Une équipe de recherche commune

Au sein du nouveau centre de l’Institut à Lyon, Inria et les HCL vont en outre créer, avec leur partenaire Theranexus (société biopharmaceutique issue du CEA) et l’université Claude Bernard- Lyon 1, une équipe de recherche commune qui s’intéressera aux applications du numérique en neuropharmacologie. « Nos recherches viseront à élaborer des techniques algorithmiques combinant des données d’analyse moléculaire et cellulaire avec des données d’imagerie cérébrale et des informations médicales (dossiers patients, diagnostics cliniques, avis d’expert, bibliographies, etc.), afin de prédire avec robustesse l’efficacité de candidats-médicaments pour le traitement des maladies du système nerveux », résume Hugues Berry, en charge de la future équipe.
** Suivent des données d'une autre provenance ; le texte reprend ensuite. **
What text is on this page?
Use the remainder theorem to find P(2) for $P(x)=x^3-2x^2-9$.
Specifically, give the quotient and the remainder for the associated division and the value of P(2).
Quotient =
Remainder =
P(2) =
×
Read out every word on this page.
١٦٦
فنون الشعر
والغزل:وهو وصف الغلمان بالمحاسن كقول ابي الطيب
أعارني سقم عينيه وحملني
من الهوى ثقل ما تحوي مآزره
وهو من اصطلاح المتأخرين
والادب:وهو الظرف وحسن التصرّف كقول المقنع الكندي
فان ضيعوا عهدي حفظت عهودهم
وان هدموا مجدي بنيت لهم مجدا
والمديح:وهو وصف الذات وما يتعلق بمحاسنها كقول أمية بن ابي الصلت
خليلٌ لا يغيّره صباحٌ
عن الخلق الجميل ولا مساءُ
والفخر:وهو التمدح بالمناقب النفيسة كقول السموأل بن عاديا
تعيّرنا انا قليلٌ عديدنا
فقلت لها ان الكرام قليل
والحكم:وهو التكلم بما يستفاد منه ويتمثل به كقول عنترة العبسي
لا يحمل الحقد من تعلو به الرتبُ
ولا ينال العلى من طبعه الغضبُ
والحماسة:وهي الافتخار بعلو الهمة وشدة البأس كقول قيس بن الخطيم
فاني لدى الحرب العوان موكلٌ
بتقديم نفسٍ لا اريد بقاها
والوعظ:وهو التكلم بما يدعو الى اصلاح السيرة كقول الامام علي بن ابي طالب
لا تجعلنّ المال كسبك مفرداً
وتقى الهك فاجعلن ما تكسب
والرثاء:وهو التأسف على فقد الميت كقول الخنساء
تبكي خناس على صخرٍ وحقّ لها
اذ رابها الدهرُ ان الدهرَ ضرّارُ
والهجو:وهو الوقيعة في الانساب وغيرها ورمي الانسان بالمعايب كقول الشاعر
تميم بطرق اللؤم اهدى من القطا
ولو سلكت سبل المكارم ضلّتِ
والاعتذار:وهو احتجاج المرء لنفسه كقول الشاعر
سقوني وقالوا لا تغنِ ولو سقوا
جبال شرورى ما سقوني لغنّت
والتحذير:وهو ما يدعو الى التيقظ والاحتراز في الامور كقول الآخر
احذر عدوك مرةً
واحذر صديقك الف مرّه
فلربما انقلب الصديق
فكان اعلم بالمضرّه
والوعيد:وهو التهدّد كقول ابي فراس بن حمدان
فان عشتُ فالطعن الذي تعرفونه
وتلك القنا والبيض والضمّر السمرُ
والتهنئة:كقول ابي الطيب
Cette dynamique collaborative favorisera le transfert de certaines techniques issues de la recherche vers l'exploration en milieu hospitalier (biologie, imagerie, etc.) et vers les systèmes d’information des HCL (outils d’analyse de données médicales massives, logiciels pour la caractérisation des parcours de soins, etc.). Theranexus, par exemple, apporte une expertise dans le domaine cellulaire et son savoir-faire pour le développement clinique de potentielles molécules candidates. « Le rapprochement des équipes de l’institut et de ses partenaires accélèrera la diffusion des connaissances et des résultats de la recherche entre le corps médical et les chercheurs en numérique, avec un engagement prioritaire dans les domaines ciblés par les cliniciens, afin d’améliorer les diagnostics et les traitements », conclut Hugues Berry.